The giveaway sign of the inveterate hacker is that they dive straight for detailed, specific problems. There’s no overview, no stock-taking. Spend more time with your friends they say, whereas the correct question is Which of your friends are worth spending time with?

How much spare time do I really have? (Don’t count commuting, meal prep, morning and evening toilet, and all the hours between arriving and leaving work. Also don’t count shopping, washing, and other housework.)

What do I spend that spare time doing now? Which of those activities do I wish I could stop? Which are guilty pleasures? Which leave me feeling empty? Which leave me feeling tired in a bad way? In a good way?

Which of my friends and acquaintances are worth spending time with and why / why not? How can I spend more time with the worthy ones, and let the bad ones slide?

How much exercise am I getting? Is it the right kind? Does it wear me out or build me up?

What have I always wanted to do but haven’t yet done? Which can I afford to do? Which could I do on my next week off from work? Or at the next weekend?

What am I doing that I think I ‘ought’ to be doing, but I don’t really want to, and isn’t really giving me any benefits?

Those kinds of questions.

Walman forgets that everything we do can’t be funky intense and exceptional.


(Unless you’re Lee Dorsey)

Sometimes it just has to be not junk. The trick is to find something else to do rather than fall down the black holes of TV, You Tube or whatever else counts as junk for us. At the end of a long day, with a frazzled brain and no zip, settling down to a nice Alain Resnais movie, or even a Donald E Westlake thriller, can seem like too much effort. And after a day in the politically-correct and painfully polite environment of the modern workplace, having Jordan Peterson call things ‘despicable’ and ‘ridiculous’ can feel almost refreshing.
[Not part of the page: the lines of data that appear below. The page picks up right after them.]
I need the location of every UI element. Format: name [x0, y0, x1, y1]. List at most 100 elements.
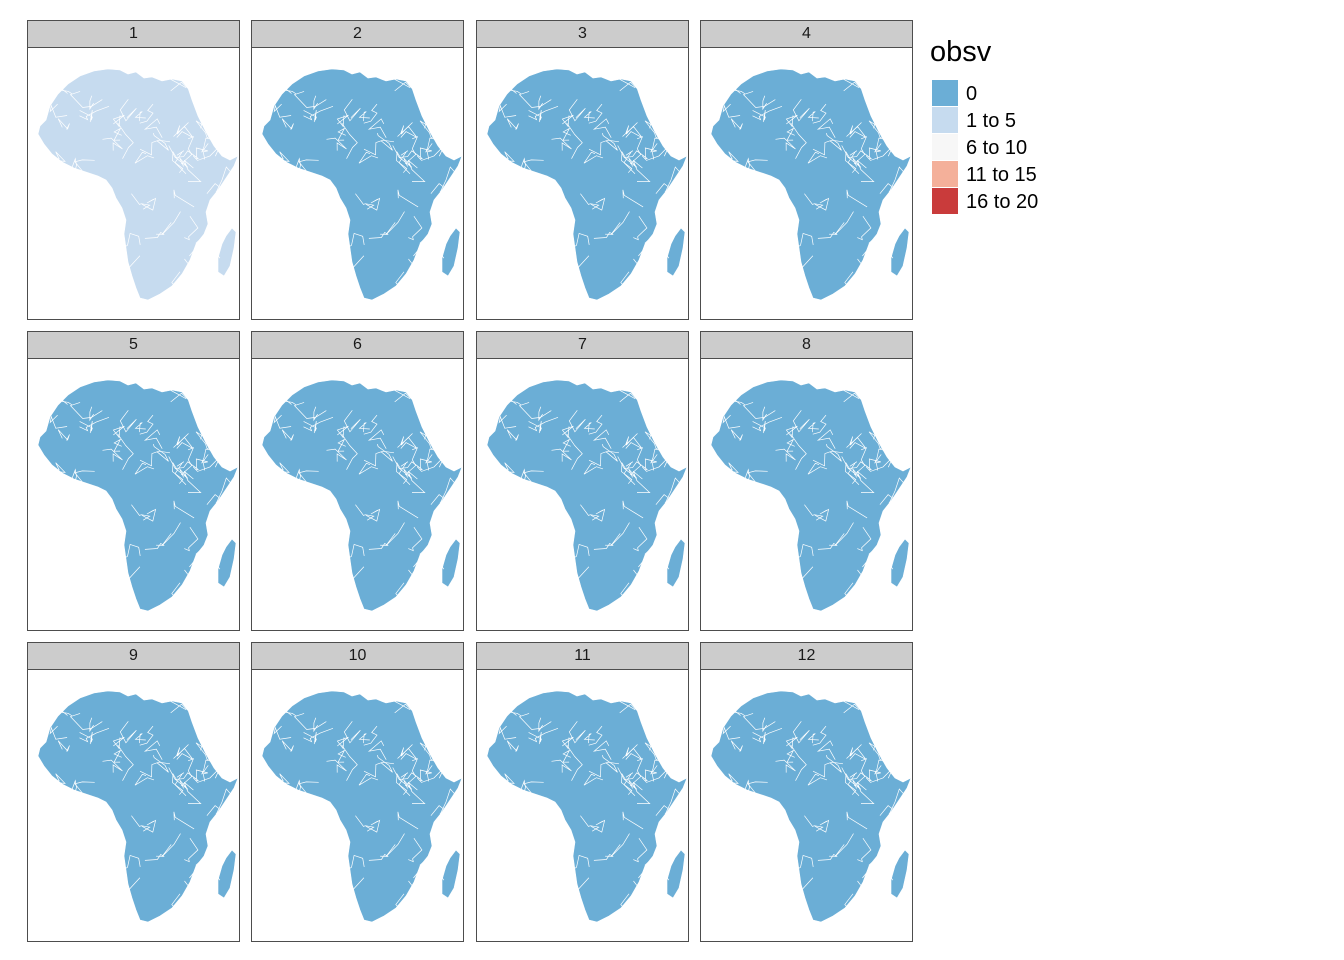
- basin-boundary: [644, 769, 657, 782]
- basin-boundary: [184, 838, 199, 863]
- basin-boundary: [337, 127, 346, 141]
- basin-boundary: [834, 833, 854, 857]
- basin-boundary: [89, 95, 94, 111]
- basin-boundary: [874, 137, 886, 153]
- basin-boundary: [376, 754, 393, 773]
- basin-boundary: [215, 788, 237, 814]
- basin-boundary: [358, 422, 370, 433]
- basin-boundary: [439, 166, 461, 192]
- basin-boundary: [408, 527, 423, 552]
- legend: obsv 0 1 to 5 6 to 10 11 to 15 16 to 20: [930, 34, 1038, 215]
- africa-map: [261, 379, 463, 612]
- basin-boundary: [305, 797, 321, 817]
- map-panel: [476, 669, 689, 942]
- basin-boundary: [516, 246, 528, 269]
- basin-boundary: [548, 847, 557, 883]
- basin-boundary: [355, 815, 375, 832]
- basin-boundary: [323, 847, 332, 883]
- basin-boundary: [69, 529, 96, 556]
- basin-boundary: [742, 91, 776, 108]
- basin-boundary: [139, 761, 171, 778]
- basin-boundary: [525, 507, 539, 524]
- basin-boundary: [588, 761, 620, 778]
- basin-boundary: [64, 830, 88, 849]
- basin-boundary: [281, 740, 294, 752]
- basin-boundary: [45, 822, 63, 835]
- basin-boundary: [173, 811, 195, 830]
- basin-boundary: [358, 773, 379, 786]
- basin-boundary: [399, 150, 423, 160]
- basin-boundary: [566, 433, 583, 470]
- basin-boundary: [99, 536, 108, 572]
- basin-boundary: [498, 103, 517, 118]
- basin-boundary: [588, 414, 603, 435]
- basin-boundary: [131, 815, 151, 832]
- basin-boundary: [518, 91, 552, 108]
- africa-map: [486, 68, 688, 301]
- basin-boundary: [54, 505, 66, 520]
- facet-panel: 3: [476, 20, 689, 320]
- basin-boundary: [72, 535, 89, 567]
- basin-boundary: [326, 137, 347, 151]
- basin-boundary: [376, 443, 393, 462]
- basin-boundary: [112, 425, 125, 439]
- basin-boundary: [493, 157, 509, 174]
- basin-boundary: [764, 880, 777, 897]
- basin-boundary: [399, 772, 423, 782]
- basin-boundary: [785, 736, 798, 750]
- basin-boundary: [113, 127, 122, 141]
- basin-boundary: [313, 95, 318, 111]
- basin-boundary: [508, 478, 535, 499]
- basin-boundary: [524, 808, 547, 822]
- basin-boundary: [868, 458, 881, 471]
- basin-boundary: [752, 110, 766, 123]
- basin-boundary: [846, 436, 867, 449]
- basin-boundary: [583, 151, 604, 164]
- basin-boundary: [711, 704, 725, 718]
- basin-boundary: [847, 150, 860, 175]
- basin-boundary: [103, 563, 119, 581]
- legend-label: 6 to 10: [966, 137, 1028, 159]
- basin-boundary: [408, 216, 423, 241]
- basin-boundary: [303, 732, 317, 745]
- basin-boundary: [54, 194, 66, 209]
- basin-boundary: [174, 150, 187, 175]
- basin-boundary: [139, 139, 171, 156]
- basin-boundary: [513, 830, 537, 849]
- basin-boundary: [175, 772, 199, 782]
- map-panel: [27, 358, 240, 631]
- basin-boundary: [385, 522, 405, 546]
- legend-swatch: [932, 107, 958, 133]
- basin-boundary: [878, 902, 903, 915]
- basin-boundary: [139, 450, 171, 467]
- basin-boundary: [144, 232, 165, 239]
- basin-boundary: [91, 258, 104, 275]
- basin-boundary: [853, 136, 868, 165]
- basin-boundary: [422, 560, 445, 574]
- basin-boundary: [300, 507, 314, 524]
- legend-item: 1 to 5: [930, 107, 1016, 134]
- basin-boundary: [305, 175, 321, 195]
- basin-boundary: [355, 504, 375, 521]
- basin-boundary: [601, 754, 618, 773]
- basin-boundary: [283, 478, 310, 499]
- basin-boundary: [131, 504, 151, 521]
- basin-boundary: [785, 114, 798, 128]
- basin-boundary: [103, 252, 119, 270]
- basin-boundary: [198, 249, 221, 263]
- basin-boundary: [419, 769, 432, 782]
- basin-boundary: [711, 393, 725, 407]
- basin-boundary: [303, 416, 334, 432]
- basin-boundary: [79, 837, 87, 862]
- basin-boundary: [358, 733, 370, 744]
- basin-boundary: [439, 788, 461, 814]
- basin-boundary: [610, 833, 630, 857]
- basin-boundary: [538, 406, 543, 422]
- basin-boundary: [814, 819, 830, 833]
- basin-boundary: [498, 414, 517, 429]
- basin-boundary: [624, 461, 648, 471]
- basin-boundary: [205, 591, 230, 604]
- basin-boundary: [592, 740, 612, 760]
- basin-boundary: [503, 505, 515, 520]
- basin-boundary: [180, 447, 195, 476]
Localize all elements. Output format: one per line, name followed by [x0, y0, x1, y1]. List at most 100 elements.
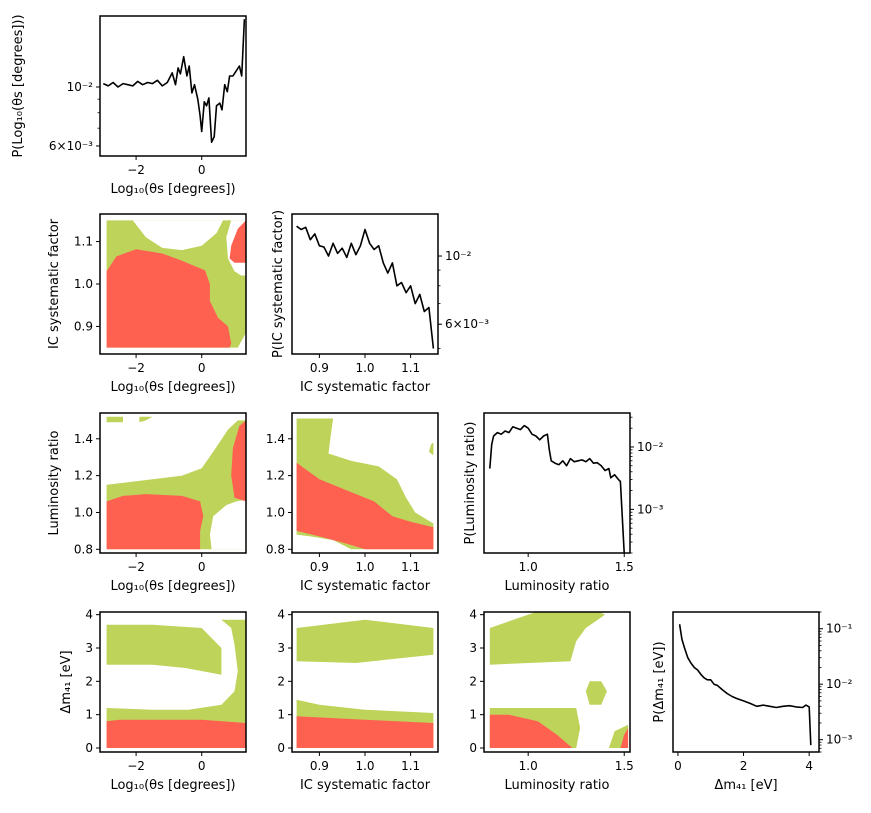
x-tick-label: −2: [127, 361, 145, 375]
x-tick-label: 1.0: [519, 560, 538, 574]
x-tick-label: 4: [805, 759, 813, 773]
y-tick-label: 0.8: [74, 542, 93, 556]
y-tick-label: 4: [469, 608, 477, 622]
y-tick-label: 1.1: [74, 235, 93, 249]
contour-region-none: [132, 220, 223, 251]
x-axis-title: Luminosity ratio: [504, 579, 609, 594]
x-tick-label: 0: [198, 361, 206, 375]
x-tick-label: 1.1: [401, 759, 420, 773]
x-axis-title: Log₁₀(θs [degrees]): [110, 579, 235, 594]
y-tick-label: 1: [277, 708, 285, 722]
y-tick-label: 10⁻²: [445, 249, 472, 263]
marginal-curve: [296, 225, 435, 349]
panel-frame: [483, 412, 631, 554]
x-axis-title: IC systematic factor: [300, 778, 431, 793]
marginal-y-title: P(Luminosity ratio): [463, 422, 478, 545]
y-axis-title: Luminosity ratio: [47, 430, 62, 535]
y-tick-label: 6×10⁻³: [445, 317, 489, 331]
marginal-y-title: P(Δm₄₁ [eV]): [652, 641, 667, 722]
contour-region-none: [237, 332, 246, 348]
y-tick-label: 2: [469, 674, 477, 688]
contour-region-2sigma: [106, 624, 222, 675]
contour-region-1sigma: [620, 728, 629, 748]
y-tick-label: 1.4: [266, 432, 285, 446]
y-tick-label: 0.9: [74, 319, 93, 333]
marginal-curve: [678, 624, 812, 746]
panel-frame: [483, 611, 631, 753]
y-tick-label: 1.2: [74, 469, 93, 483]
x-tick-label: 1.5: [615, 759, 634, 773]
x-tick-label: 1.5: [615, 560, 634, 574]
marginal-panel-ic: 10⁻² 6×10⁻³ 0.9 1.0 1.1 IC systematic factor P…: [271, 210, 489, 395]
contour-panel-theta-vs-lum: 0.8 1.0 1.2 1.4 Luminosity ratio −2 0 Log₁₀(θs …: [47, 412, 247, 594]
y-tick-label: 6×10⁻³: [49, 139, 93, 153]
x-tick-label: 1.0: [519, 759, 538, 773]
contour-panel-ic-vs-dm41: 0 1 2 3 4 0.9 1.0 1.1 IC systematic factor: [277, 608, 439, 793]
x-axis-title: IC systematic factor: [300, 380, 431, 395]
y-tick-label: 10⁻³: [637, 502, 664, 516]
contour-region-none: [209, 499, 246, 550]
y-tick-label: 0: [469, 741, 477, 755]
contour-region-1sigma: [296, 462, 434, 550]
y-tick-label: 1.0: [74, 277, 93, 291]
contour-region-2sigma: [585, 681, 607, 705]
y-tick-label: 1.0: [266, 505, 285, 519]
y-tick-label: 10⁻²: [826, 677, 853, 691]
x-tick-label: 1.1: [401, 560, 420, 574]
y-tick-label: 2: [277, 674, 285, 688]
contour-region-1sigma: [106, 494, 204, 550]
x-tick-label: 0.9: [310, 361, 329, 375]
y-tick-label: 1.2: [266, 469, 285, 483]
y-tick-label: 4: [277, 608, 285, 622]
y-tick-label: 3: [469, 641, 477, 655]
x-tick-label: 0: [198, 163, 206, 177]
contour-panel-theta-vs-ic: 0.9 1.0 1.1 IC systematic factor −2 0 Log₁₀(θs…: [47, 213, 247, 395]
contour-region-2sigma: [296, 619, 434, 663]
contour-region-1sigma: [106, 719, 246, 748]
contour-region-1sigma: [231, 420, 246, 502]
marginal-y-title: P(Log₁₀(θs [degrees])): [11, 14, 26, 157]
x-tick-label: 0.9: [310, 560, 329, 574]
x-tick-label: 0: [198, 560, 206, 574]
y-tick-label: 4: [85, 608, 93, 622]
marginal-curve: [102, 19, 246, 143]
y-tick-label: 3: [277, 641, 285, 655]
y-tick-label: 0.8: [266, 542, 285, 556]
panel-frame: [99, 15, 247, 157]
x-axis-title: IC systematic factor: [300, 579, 431, 594]
y-tick-label: 2: [85, 674, 93, 688]
x-tick-label: −2: [127, 759, 145, 773]
y-axis-title: Δm₄₁ [eV]: [59, 650, 74, 713]
y-tick-label: 10⁻³: [826, 733, 853, 747]
y-tick-label: 10⁻²: [67, 80, 94, 94]
contour-region-1sigma: [106, 249, 232, 348]
marginal-panel-theta: 10⁻² 6×10⁻³ −2 0 Log₁₀(θs [degrees]) P(Log₁₀(…: [11, 14, 247, 197]
x-tick-label: −2: [127, 163, 145, 177]
x-tick-label: 0.9: [310, 759, 329, 773]
y-tick-label: 1.0: [74, 505, 93, 519]
x-tick-label: 0: [198, 759, 206, 773]
panel-frame: [99, 611, 247, 753]
x-tick-label: 0: [674, 759, 682, 773]
contour-region-2sigma: [489, 612, 605, 665]
contour-region-2sigma: [139, 416, 153, 423]
y-axis-title: IC systematic factor: [47, 218, 62, 349]
marginal-y-title: P(IC systematic factor): [271, 210, 286, 358]
marginal-curve: [489, 424, 625, 554]
contour-panel-ic-vs-lum: 0.8 1.0 1.2 1.4 0.9 1.0 1.1 IC systematic facto…: [266, 412, 439, 594]
y-tick-label: 10⁻¹: [826, 622, 853, 636]
marginal-panel-lum: 10⁻² 10⁻³ 1.0 1.5 Luminosity ratio P(Luminosi…: [463, 412, 664, 594]
contour-region-2sigma: [106, 416, 123, 423]
x-tick-label: 1.0: [355, 759, 374, 773]
x-tick-label: −2: [127, 560, 145, 574]
contour-region-1sigma: [296, 716, 434, 748]
y-tick-label: 0: [85, 741, 93, 755]
contour-panel-lum-vs-dm41: 0 1 2 3 4 1.0 1.5 Luminosity ratio: [469, 608, 633, 793]
x-axis-title: Log₁₀(θs [degrees]): [110, 778, 235, 793]
x-axis-title: Log₁₀(θs [degrees]): [110, 182, 235, 197]
marginal-panel-dm41: 10⁻¹ 10⁻² 10⁻³ 0 2 4 Δm₄₁ [eV] P(Δm₄₁ [eV]): [652, 611, 853, 793]
y-tick-label: 1: [85, 708, 93, 722]
x-tick-label: 1.0: [355, 361, 374, 375]
contour-region-1sigma: [229, 220, 246, 263]
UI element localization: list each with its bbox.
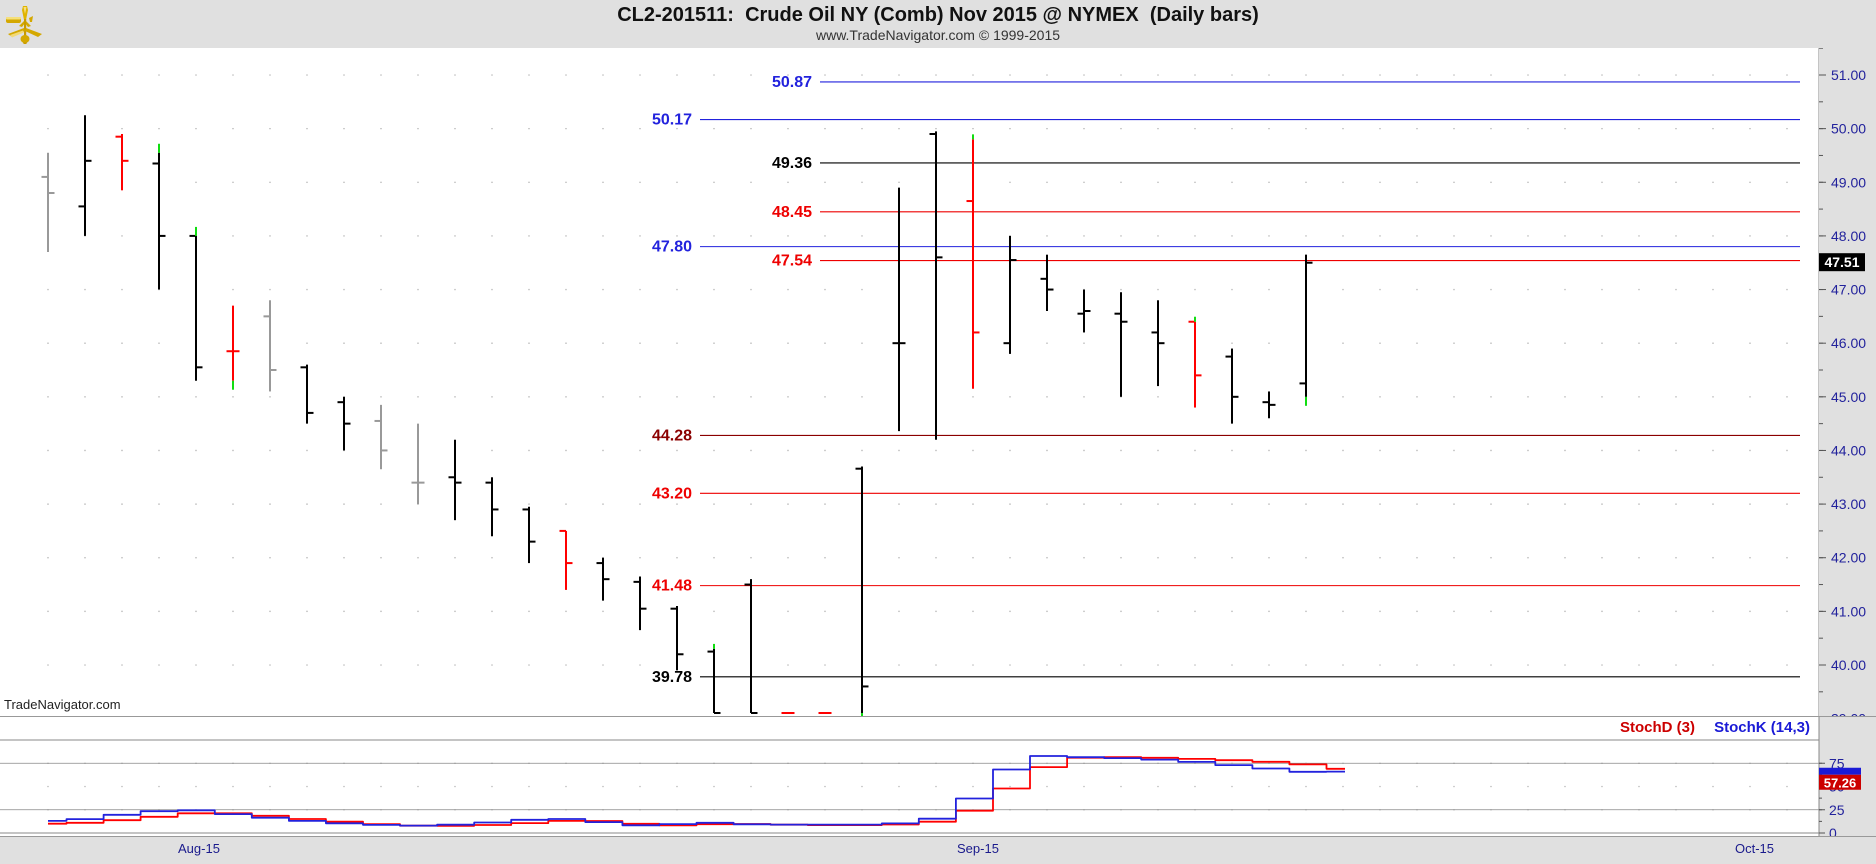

Besides, I’m not so sure that we should let an author get away with the claim that a week’s worth of expensive psychobabble is more valuable than a few well-chosen videos from Alux, Jordan Peterson and Jocko Willink. As for social pursuits, I don’t want to count the half-drunk hours I and some mates spent playing Risk or Trivial Pursuit in my twenties or even thirties, and I’m not sure that’s any worse than playing an online multi-player game.

Spare time should not be used for toxic and pointless behaviour, but every minute doesn’t have to be used for self-improvement either.

So like all hack-books, get a couple of things from it, and it's worth it. Take the whole thing seriously and you're being misled. Took. Bamboozled.